Para os autores da publicação, as sanções econômicas impostas por diversos países ao mercado russo e algumas quedas na produção em decorrência dos efeitos climáticos podem fazer com que o mercado mundial de commodities agropecuárias vivencie, nos próximos meses, novas altas que podem impactar os preços domésticos.
“As commodities soft, ou seja, aquelas extraídas da natureza, mas que precisam ser cultivadas e não mineradas, como açúcar, café e até mesmo a carne bovina, interromperam a sequência de alta, e apresentaram queda, devido às consequências da guerra sobre a expectativa de crescimento econômico mundial e à sua menor essencialidade em um cenário de conflitos”, afirmou Ana Cecília Kreter, pesquisadora associada do Ipea e uma das coordenadoras da publicação. Porém, ela sinalizou que “como a Rússia e a Ucrânia não têm peso relevante nos mercados dessas commodities, os preços voltaram aos patamares pré-conflito”.
O trigo foi o cereal mais afetado pela guerra no Leste Europeu, uma vez que a Rússia representou 19,3% das exportações mundiais na safra 2020-2021, sendo o segundo maior produtor mundial, atrás apenas da China, em que produção está voltada para atender ao mercado doméstico. A Ucrânia também está entre os principais exportadores deste grão, com participações que variam de 8% a 10% das exportações mundiais. A queda na oferta dos dois países vem impactando os preços internacionais e, mais especificamente, o setor de panificados na Europa. Os preços internacionais do grão romperam as máximas históricas em março, chegando a apresentar cotações 76% acima da média no mês de fevereiro de 2022, antes do início do conflito.
De acordo com Allan Silveira, superintendente de Inteligência e Gestão da Oferta da Companhia Nacional de Abastecimento (Conab), “o primeiro trimestre de 2022 foi importante para a definição da produção de soja e arroz.

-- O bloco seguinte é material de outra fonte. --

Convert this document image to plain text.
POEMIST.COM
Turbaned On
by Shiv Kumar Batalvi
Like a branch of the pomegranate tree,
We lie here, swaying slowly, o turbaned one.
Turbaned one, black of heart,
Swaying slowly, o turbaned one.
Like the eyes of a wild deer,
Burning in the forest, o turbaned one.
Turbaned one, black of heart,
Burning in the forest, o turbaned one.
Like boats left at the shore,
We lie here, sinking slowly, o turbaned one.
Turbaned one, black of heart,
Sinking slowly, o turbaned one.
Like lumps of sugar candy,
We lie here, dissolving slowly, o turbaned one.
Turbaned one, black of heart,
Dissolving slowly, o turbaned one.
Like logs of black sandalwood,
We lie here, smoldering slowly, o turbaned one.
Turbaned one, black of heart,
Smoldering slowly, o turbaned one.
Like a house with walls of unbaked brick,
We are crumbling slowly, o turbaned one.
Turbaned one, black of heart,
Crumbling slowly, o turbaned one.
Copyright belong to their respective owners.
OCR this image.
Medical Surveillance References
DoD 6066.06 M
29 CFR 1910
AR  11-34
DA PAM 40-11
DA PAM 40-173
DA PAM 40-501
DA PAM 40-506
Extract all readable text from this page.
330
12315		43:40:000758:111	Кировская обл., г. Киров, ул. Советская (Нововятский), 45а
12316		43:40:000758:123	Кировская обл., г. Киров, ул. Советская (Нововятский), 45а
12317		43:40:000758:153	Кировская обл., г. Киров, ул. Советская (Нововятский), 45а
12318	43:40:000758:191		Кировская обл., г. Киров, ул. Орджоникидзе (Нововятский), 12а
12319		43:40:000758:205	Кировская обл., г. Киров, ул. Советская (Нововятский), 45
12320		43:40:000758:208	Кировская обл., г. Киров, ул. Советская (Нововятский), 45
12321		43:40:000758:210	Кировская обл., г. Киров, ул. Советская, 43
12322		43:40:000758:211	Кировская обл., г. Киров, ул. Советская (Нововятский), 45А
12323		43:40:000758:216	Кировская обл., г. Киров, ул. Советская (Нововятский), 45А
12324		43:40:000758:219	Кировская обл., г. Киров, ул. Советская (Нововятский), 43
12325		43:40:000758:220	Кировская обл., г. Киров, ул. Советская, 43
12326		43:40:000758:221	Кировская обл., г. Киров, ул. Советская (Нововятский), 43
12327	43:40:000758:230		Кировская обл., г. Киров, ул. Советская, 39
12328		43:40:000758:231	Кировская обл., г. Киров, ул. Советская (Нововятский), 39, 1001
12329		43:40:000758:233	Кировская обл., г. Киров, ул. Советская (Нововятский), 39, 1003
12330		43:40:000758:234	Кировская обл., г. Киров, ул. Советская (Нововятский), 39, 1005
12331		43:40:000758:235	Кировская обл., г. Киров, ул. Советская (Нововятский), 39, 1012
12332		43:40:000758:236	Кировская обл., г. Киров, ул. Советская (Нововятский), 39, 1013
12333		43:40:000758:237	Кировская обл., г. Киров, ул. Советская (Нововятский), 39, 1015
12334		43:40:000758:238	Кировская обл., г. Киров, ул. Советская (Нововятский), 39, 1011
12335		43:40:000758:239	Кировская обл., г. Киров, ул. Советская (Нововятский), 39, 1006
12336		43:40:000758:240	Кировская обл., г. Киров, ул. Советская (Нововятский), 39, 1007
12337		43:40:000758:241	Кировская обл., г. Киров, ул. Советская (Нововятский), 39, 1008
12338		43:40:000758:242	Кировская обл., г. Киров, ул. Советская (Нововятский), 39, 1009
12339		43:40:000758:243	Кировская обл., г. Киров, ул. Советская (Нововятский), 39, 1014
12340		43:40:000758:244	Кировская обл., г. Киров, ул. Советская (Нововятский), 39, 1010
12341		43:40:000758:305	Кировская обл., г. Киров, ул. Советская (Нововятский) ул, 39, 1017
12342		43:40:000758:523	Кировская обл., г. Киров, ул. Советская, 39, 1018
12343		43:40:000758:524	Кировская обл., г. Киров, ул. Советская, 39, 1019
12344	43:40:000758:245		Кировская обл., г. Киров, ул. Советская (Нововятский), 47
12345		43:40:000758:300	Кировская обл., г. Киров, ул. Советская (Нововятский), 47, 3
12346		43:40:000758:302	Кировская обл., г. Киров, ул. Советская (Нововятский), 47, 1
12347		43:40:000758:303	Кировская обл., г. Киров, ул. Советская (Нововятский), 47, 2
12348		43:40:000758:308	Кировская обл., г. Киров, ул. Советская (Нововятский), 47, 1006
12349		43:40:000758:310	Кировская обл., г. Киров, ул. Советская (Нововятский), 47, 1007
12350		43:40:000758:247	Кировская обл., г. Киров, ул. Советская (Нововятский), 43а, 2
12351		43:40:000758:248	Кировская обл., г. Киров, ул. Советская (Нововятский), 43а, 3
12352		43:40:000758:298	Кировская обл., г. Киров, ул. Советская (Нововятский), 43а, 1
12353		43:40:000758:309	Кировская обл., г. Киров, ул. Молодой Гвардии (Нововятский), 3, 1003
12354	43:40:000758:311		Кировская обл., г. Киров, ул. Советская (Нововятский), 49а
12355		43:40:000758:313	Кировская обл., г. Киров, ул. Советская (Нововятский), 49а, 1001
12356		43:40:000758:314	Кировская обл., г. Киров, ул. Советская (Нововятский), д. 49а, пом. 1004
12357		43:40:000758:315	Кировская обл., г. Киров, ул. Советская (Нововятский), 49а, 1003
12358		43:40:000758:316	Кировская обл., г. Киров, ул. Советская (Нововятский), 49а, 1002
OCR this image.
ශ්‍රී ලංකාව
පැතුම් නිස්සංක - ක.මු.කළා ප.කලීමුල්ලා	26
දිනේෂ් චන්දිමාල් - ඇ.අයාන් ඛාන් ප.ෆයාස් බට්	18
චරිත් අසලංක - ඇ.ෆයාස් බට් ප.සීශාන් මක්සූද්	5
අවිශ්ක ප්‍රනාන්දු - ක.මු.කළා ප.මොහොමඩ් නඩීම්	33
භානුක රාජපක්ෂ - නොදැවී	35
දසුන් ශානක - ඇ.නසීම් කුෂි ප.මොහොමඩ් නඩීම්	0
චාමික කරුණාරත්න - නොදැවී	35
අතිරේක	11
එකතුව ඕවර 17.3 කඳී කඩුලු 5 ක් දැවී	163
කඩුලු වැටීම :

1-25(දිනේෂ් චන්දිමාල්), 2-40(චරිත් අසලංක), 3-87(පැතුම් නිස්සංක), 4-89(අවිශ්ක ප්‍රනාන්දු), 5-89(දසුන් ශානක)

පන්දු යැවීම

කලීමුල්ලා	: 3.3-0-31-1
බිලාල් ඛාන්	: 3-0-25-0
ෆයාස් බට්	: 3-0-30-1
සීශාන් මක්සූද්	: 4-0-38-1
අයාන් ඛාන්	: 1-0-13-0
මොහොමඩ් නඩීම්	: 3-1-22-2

Para as duas culturas, houve uma redução das estimativas de produção em relação às estimativas de dezembro. Esse fato contribuiu para o aumento da instabilidade dos preços nos mercados de arroz e de soja, dada a redução dos estoques finais esperados para as duas culturas”. Mas complementa falando sobre outro importante grão: “por outro lado, houve uma melhor consolidação em relação à área de milho de 2º safra no Brasil, que deve ter um aumento de 7% em relação à safra 2020-2021. Isso é muito importante, considerando o cenário de conflito na Ucrânia e o ambiente de incerteza sobre a real oferta de milho ucraniano para a próxima safra”.
Um dos produtos que merece destaque é a carne suína, com vendas abaixo do esperado no último trimestre de 2021, que fizeram com que o setor registrasse, no início de 2022, elevados estoques de carne e de animais e que contribuíram para a queda nos preços domésticos. Além da alta oferta, o início do ano verifica, historicamente, menor volume de vendas. Somado a isso, a queda nas exportações de carne entre janeiro e fevereiro também reforçou o aumento da oferta doméstica.
No caso da carne bovina, a baixa oferta de animais para o abate e o desempenho recorde das exportações da proteína, especialmente para a China, elevaram o preço doméstico da carne. A demanda internacional segue aquecida devido ao avanço das importações chinesas.
Segundo Nicole Rennó, pesquisadora da área de Macroeconomia do Cepea, “os preços agropecuários se mantiveram em patamares expressivamente elevados no primeiro trimestre de 2022, um reflexo das sucessivas altas verificadas a partir de 2020, com a situação agravada recentemente pela guerra entre Rússia e Ucrânia”. Ela traça um panorama para o setor: “para os próximos meses, ainda há grande indefinição, mas as condições de oferta e demanda e o cenário macroeconômico, em geral, apontam para a manutenção de patamares elevados para os preços. O comportamento da taxa de câmbio, a velocidade de reação da demanda doméstica e os efeitos da guerra serão determinantes para os ajustes positivos ou negativos nos preços dos diferentes mercados nos próximos meses”.